We turn to the evidence adduced at the pretrial hearing. Dietrich testified that he is a professor of toxicology at the University of Konstanz, in Germany. He was trained in biology at the Technical Institute in Zurich and obtained his Ph.D. in toxicology from the Federal Institute of Toxicology. While at the Federal Institute of Toxicology, Dietrich studied microtoxins, including algae toxins. Dietrich currently does toxicology work for the Organization for Education and Development, the European Community, and the World Health Organization. Dietrich began studying microcystins in 1991 as part of an investigation of bacterial blooms associated with fish kills for the Swiss government.
At the pretrial hearing, Dietrich explained the mechanism by which microcystins can cause a person's death. After a person ingests algae containing microcystin toxins, the toxins go to the stomach and intestines, enter the blood stream, and are transported in the bloodstream to the liver, where the toxins enter the liver cells. According to Dietrich, “liver cells have an active uptake of these toxins.” The microcystins then bond to cell components in the liver, inhibiting essential cell functions and causing cellular damage. The liver cells die from the cellular damage and are replaced by scar tissue, resulting in cirrhosis. Because the liver is damaged, an increased amount of proteins are released by the liver into the bloodstream. The kidneys, which reabsorb proteins from the blood, become overwhelmed by the increased amount of proteins, resulting in kidney failure, followed by death.

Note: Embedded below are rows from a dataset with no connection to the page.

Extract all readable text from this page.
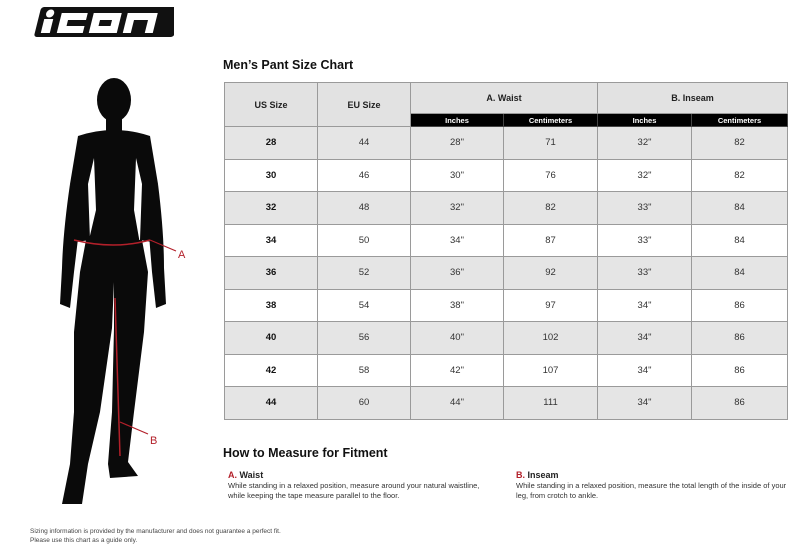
A
B
Men’s Pant Size Chart
US Size	EU Size	A. Waist		B. Inseam	
		Inches	Centimeters	Inches	Centimeters
28	44	28"	71	32"	82
30	46	30"	76	32"	82
32	48	32"	82	33"	84
34	50	34"	87	33"	84
36	52	36"	92	33"	84
38	54	38"	97	34"	86
40	56	40"	102	34"	86
42	58	42"	107	34"	86
44	60	44"	111	34"	86
How to Measure for Fitment
A. Waist
While standing in a relaxed position, measure around your natural waistline, while keeping the tape measure parallel to the floor.
B. Inseam
While standing in a relaxed position, measure the total length of the inside of your leg, from crotch to ankle.
Sizing information is provided by the manufacturer and does not guarantee a perfect fit.
Please use this chart as a guide only.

In addition to explaining how microcystins can cause a person's death, Dietrich explained that he used IHC tests to detect microcystin toxins in decedent's liver and kidneys. IHC testing is a method of detecting toxins in tissue. The tissue to be tested is first coated with a primary antibody that is known to react to the toxin being tested for. If that toxin is present in the tissue, the primary antibody bonds to it. The tissue is then washed, leaving behind the primary antibody that has bonded to the toxin. If there is no toxin in the tissue sample, the primary antibody washes off. After the tissue is washed, a secondary antibody is applied. The secondary antibody recognizes and binds with any primary antibody remaining on the tissue, producing a color reaction. According to Dietrich, “only where the secondary antibody recognizes the first antibody, which recognized the toxin, is where the color reaction takes place.”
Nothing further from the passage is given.